警防

木造建物火災の特徴と活動要領

こんにちは!消防マナブです!

前回は基本的な消火戦術について確認しましたね。
今回はそこから少しだけ深堀して、”木造建物火災”の特徴と、それを理解したうえで活動要領について学んでいきましょう!

木造建物火災の特徴

木造建物火災の特徴は3つあります。

火勢が強く、延焼危険が高い

木造建物は主要構造部(壁、床、柱など)が木材などの可燃物で出来ています。そのため、耐火構造のように火災が区画されづらく、建物内外問わず火炎が噴き出し、延焼しやすいことが特徴として挙げられます。

また、内装も襖や畳など燃えやすいものが使用されているため、火勢が強くなりやすいです。

倒壊・崩落危険が高い

先ほども述べましたが、木造建築は耐力上主要構造部が木材で出来ているため、火災の進行とともに構造部が焼き細り、建物強度が低下しやすいです。特に木造建物は屋根に瓦を葺いているため、建物の上部に重量が集まっているので、最盛期以降は家具や放水による水の荷重もかかるため崩落危険が高くなります。

そのため、消火活動中は耐力上主要構造部であるはりなどがたわんでいないか注意が必要です。たわみが現れたら、崩落危険があるので建物から距離をとるなど安全管理を徹底しましょう。

また、本部によっては木造建築物荷重崩落危険度判定フローを作り、建物の崩落に対応しています。

木造建築物荷重崩落危険度判定フロー

飛火危険が高い

木造建物火災では最盛期以降、火の粉が飛散します。また、屋根の焼け落ちや倒壊により火の粉が飛散します。それが原因で飛火する可能性がでてきます。
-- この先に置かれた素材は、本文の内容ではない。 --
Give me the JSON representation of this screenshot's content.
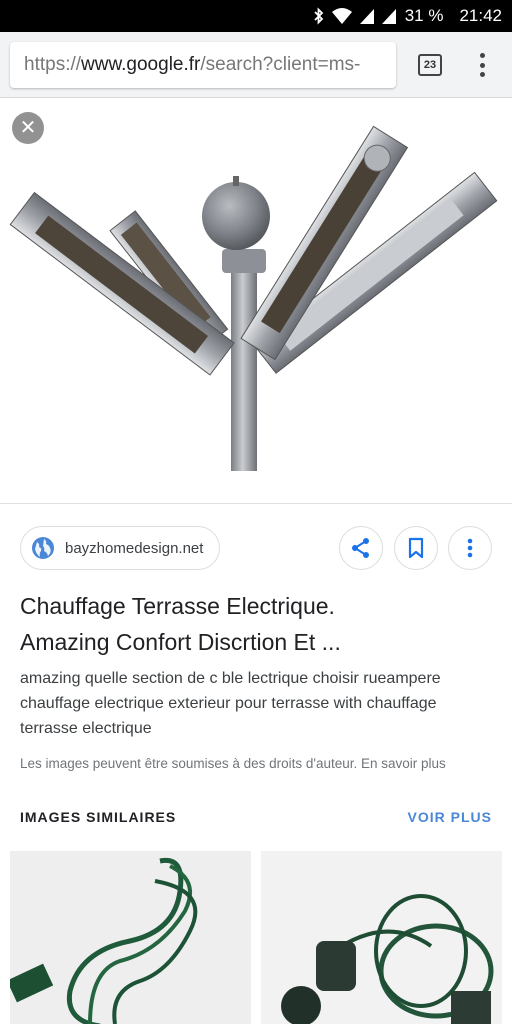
{
  "status_bar": {
    "battery": "31 %",
    "time": "21:42"
  },
  "browser": {
    "url_prefix": "https://",
    "url_host": "www.google.fr",
    "url_path": "/search?client=ms-",
    "tab_count": "23"
  },
  "result": {
    "source": "bayzhomedesign.net",
    "title_line1": "Chauffage Terrasse Electrique.",
    "title_line2": "Amazing Confort Discrtion Et ...",
    "description": "amazing quelle section de c ble lectrique choisir rueampere chauffage electrique exterieur pour terrasse with chauffage terrasse electrique",
    "copyright": "Les images peuvent être soumises à des droits d'auteur. En savoir plus"
  },
  "similar": {
    "heading": "IMAGES SIMILAIRES",
    "more_label": "VOIR PLUS"
  },
  "colors": {
    "accent": "#4a87d6",
    "icon_blue": "#1a73e8"
  }
}
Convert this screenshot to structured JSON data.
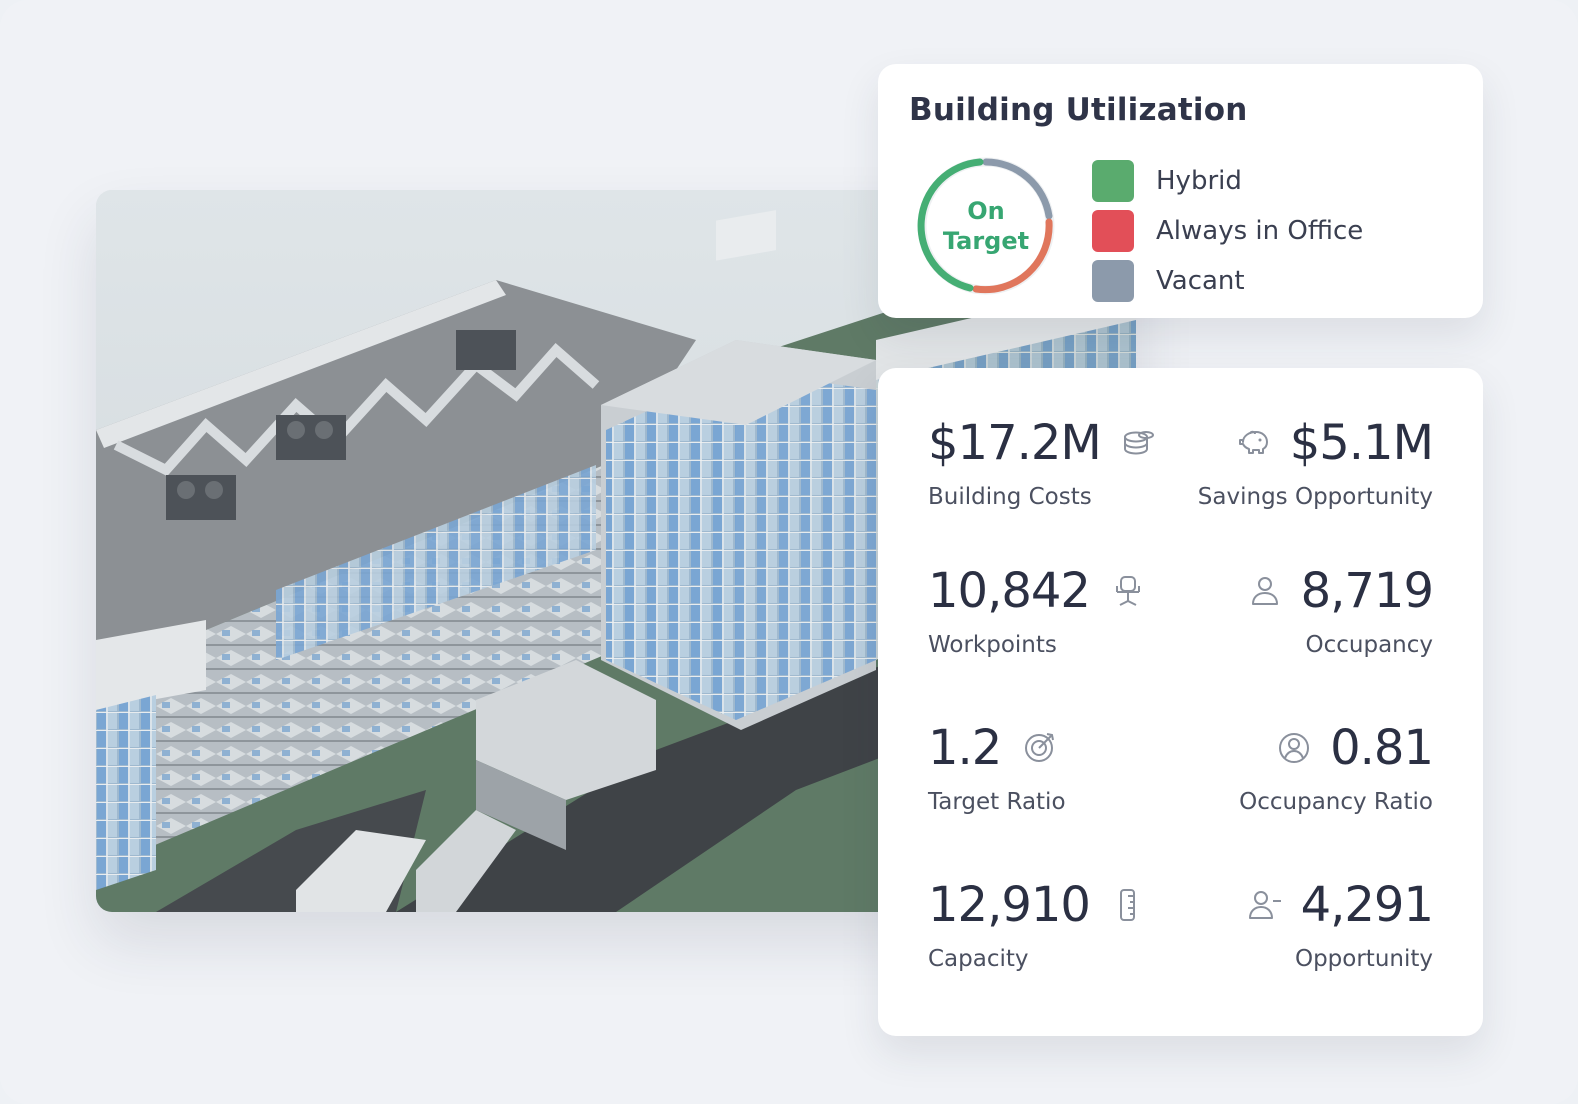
{
  "utilization": {
    "title": "Building Utilization",
    "status_line1": "On",
    "status_line2": "Target",
    "status_color": "#37a672",
    "legend": [
      {
        "label": "Hybrid",
        "color": "#5aab6e"
      },
      {
        "label": "Always in Office",
        "color": "#e24f58"
      },
      {
        "label": "Vacant",
        "color": "#8c9aab"
      }
    ]
  },
  "kpis": {
    "building_costs": {
      "value": "$17.2M",
      "label": "Building Costs",
      "icon": "coins-icon"
    },
    "savings": {
      "value": "$5.1M",
      "label": "Savings Opportunity",
      "icon": "piggy-bank-icon"
    },
    "workpoints": {
      "value": "10,842",
      "label": "Workpoints",
      "icon": "office-chair-icon"
    },
    "occupancy": {
      "value": "8,719",
      "label": "Occupancy",
      "icon": "person-icon"
    },
    "target_ratio": {
      "value": "1.2",
      "label": "Target Ratio",
      "icon": "target-icon"
    },
    "occupancy_ratio": {
      "value": "0.81",
      "label": "Occupancy Ratio",
      "icon": "user-circle-icon"
    },
    "capacity": {
      "value": "12,910",
      "label": "Capacity",
      "icon": "ruler-icon"
    },
    "opportunity": {
      "value": "4,291",
      "label": "Opportunity",
      "icon": "person-minus-icon"
    }
  }
}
特に強風下では想像できないファンタスティックな場所から出火する危険があります!

そのため、消防ヘリコプターの赤外線カメラによる火の粉の監視や、強風下では洗濯物などの燃焼物を取り込むよう広報を実施する必要があります。

木造建物火災における活動原則

木造建物火災では延焼しやすく、現着時に火災が最盛期を迎えるケースが多くあります。そういう時は延焼防止のために屋外での活動が主となります。

逆に言えば現着時に屋内進入が可能な場合は、火災初期のうちに火点を叩くことが原則になります。

そのため、この章では筒先配備先の原則を紹介します。

前回の記事ではブロック火災における消火戦術を紹介しました。

背・側・側の原則

皆さんも一般的な建物を想像してみてください。正面(玄関側)は空地が多いですよね。しかも、道路に面していて延焼危険は低いですよね。
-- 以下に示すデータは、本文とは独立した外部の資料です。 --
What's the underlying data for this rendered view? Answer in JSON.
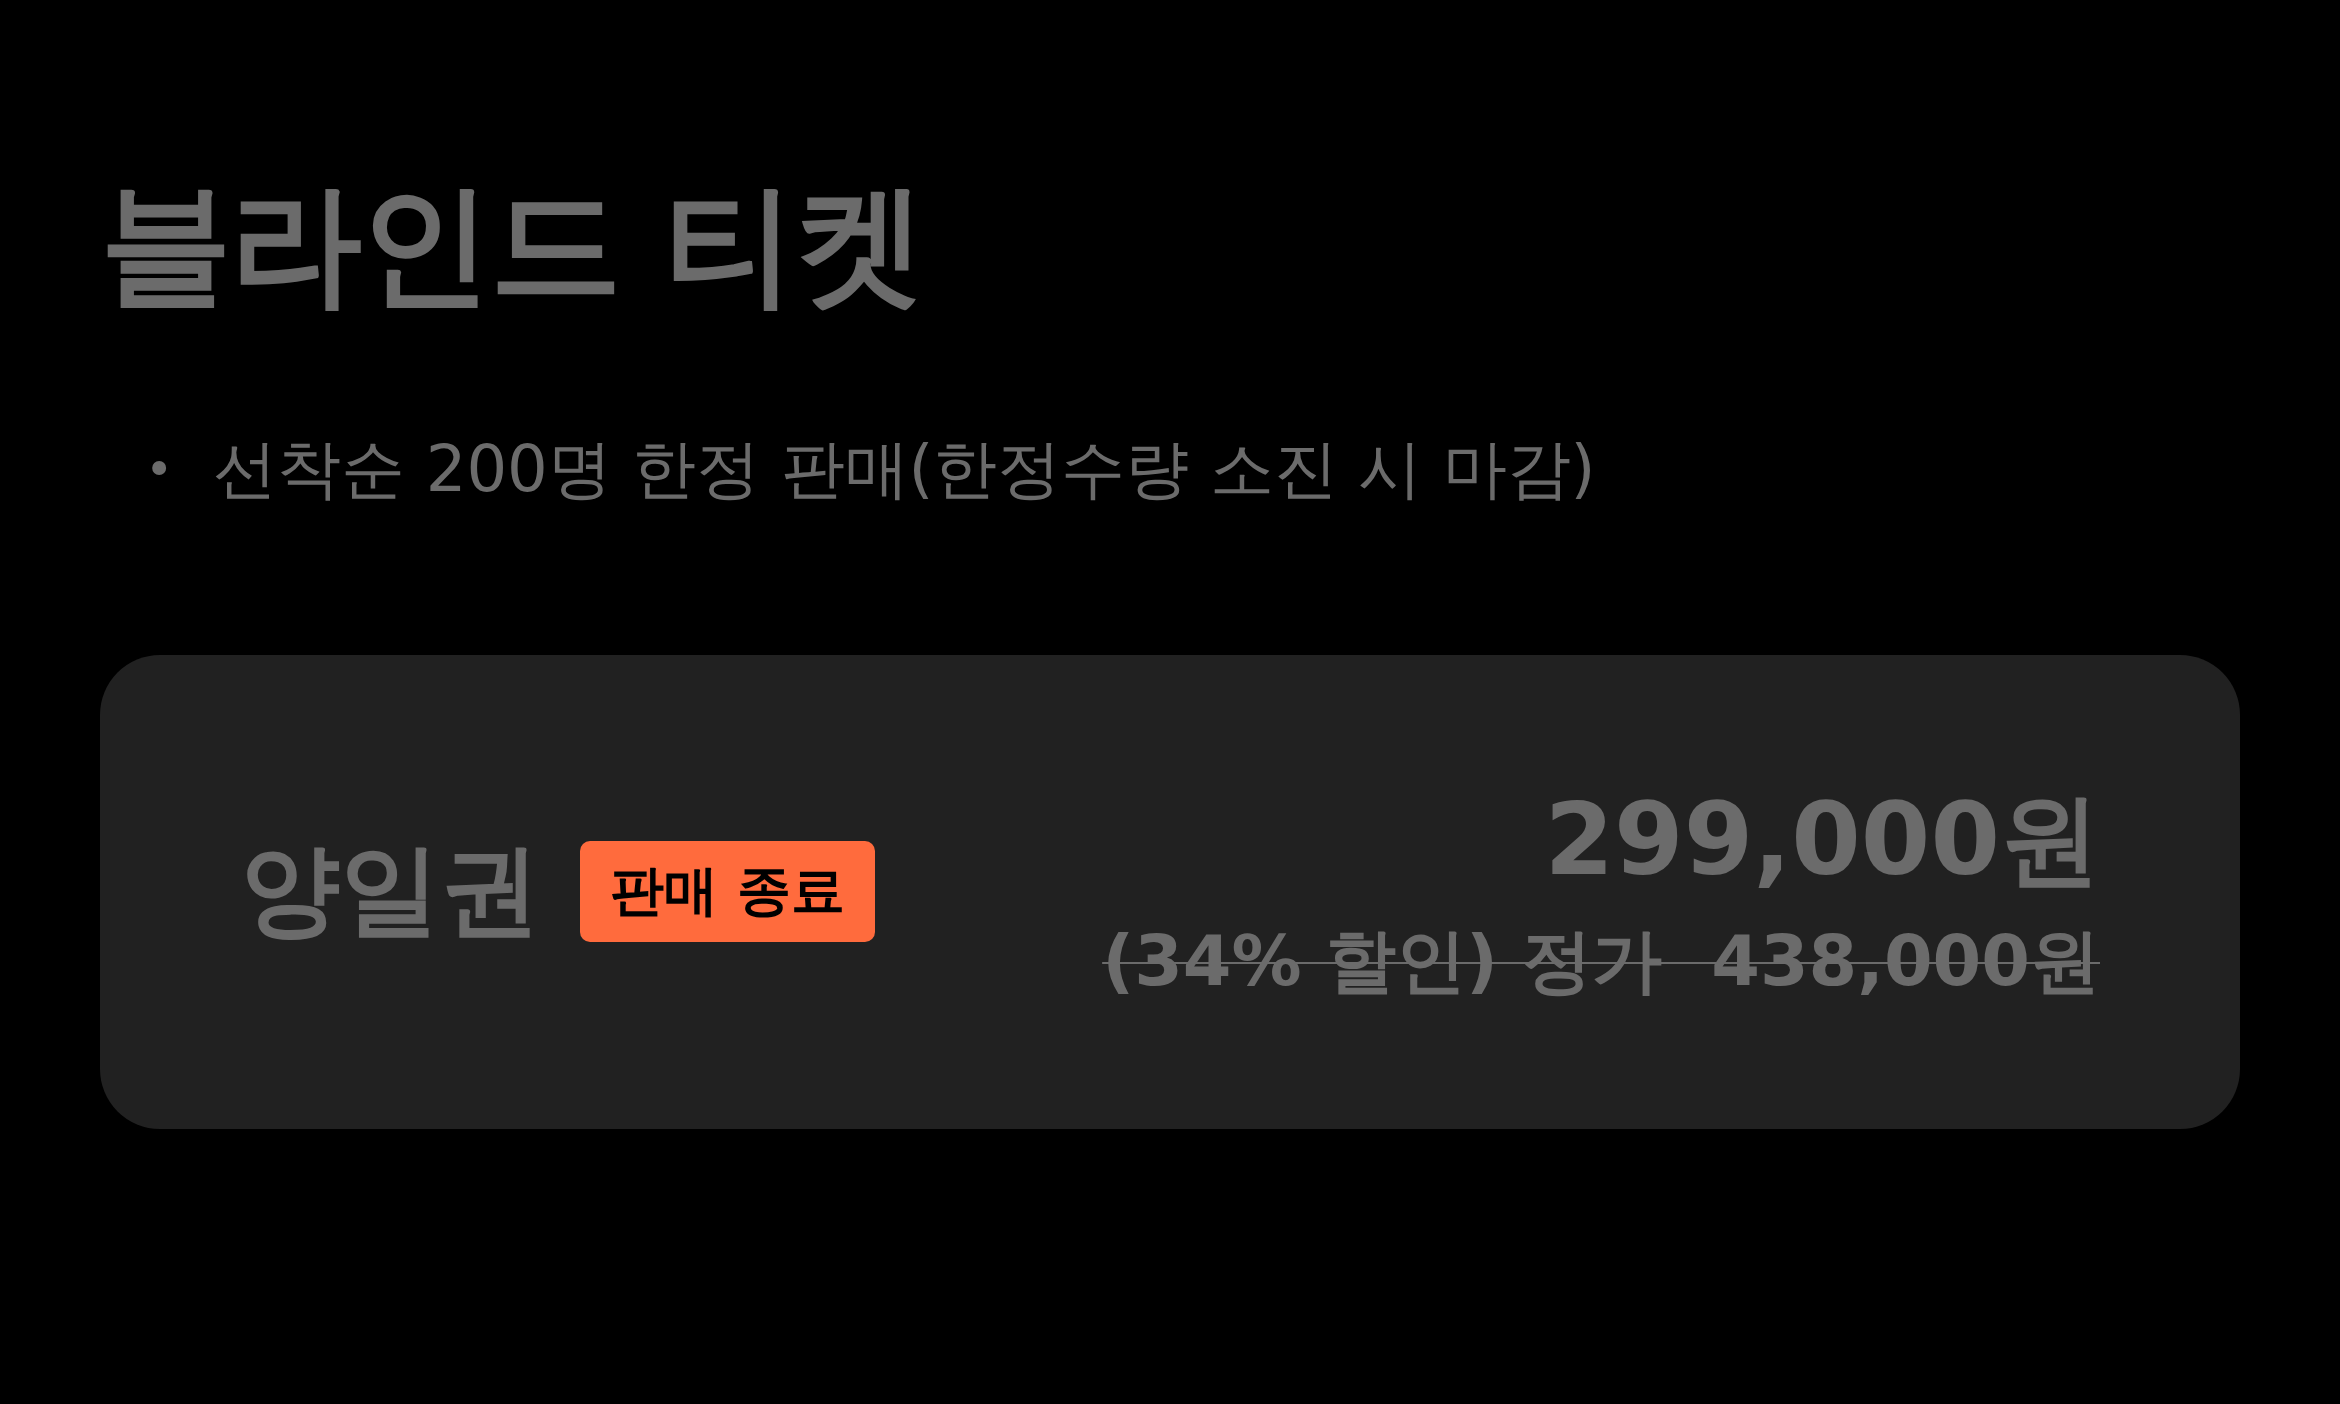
{
  "title": "블라인드 티켓",
  "notes": [
    {
      "bullet": "•",
      "text": "선착순 200명 한정 판매(한정수량 소진 시 마감)"
    }
  ],
  "tickets": [
    {
      "name": "양일권",
      "badge": "판매 종료",
      "price": "299,000원",
      "original_price": "(34% 할인) 정가  438,000원",
      "struck": true
    }
  ]
}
逆に背面はどうなってますか?物置になっていることが多くないですか?
しかも、建物と隣接していることが多いですよね。正面や側面よりも、背面は延焼危険が高いため、まずは優先的に筒先を背面に配備します。

側面は背面ほどではないですが、正面よりも延焼危険が高いので、

筒先の配備は”背・側・側の原則”といわれることが多いです。

2階優先の原則

これは屋内進入が可能な場合の筒先配備原則です。

これは既に2階が燃えている場合は1階よりも2階に優先的に筒先を配備するという考え方です。

これは2階の方が火勢の拡大危険が高く、焼き抜けの危険性があるため1階よりも進入可能な時間が短いことが理由として挙げられます。また、1階よりも避難がしにくいため人命危険も高いですよね。

木造建物火災で2階で進入する場合は火勢の延焼により退路が断たれる可能性があります。そのため階段から進入した場合は、屋外から退避用の三連はしごを架梯するなど退路は2系統確保しましょう。

木造建物火災における安全管理

①火災の進行による焼け細りや、建物内の堆積物や放水による水の荷重により崩落する危険性が高いため、はりのたわみなど建物躯体の評価を行う。

➁2階進入時は床の焼け抜けに注意する。退路が断たれないように階段とはしごのように、退路は2系統用意しておく。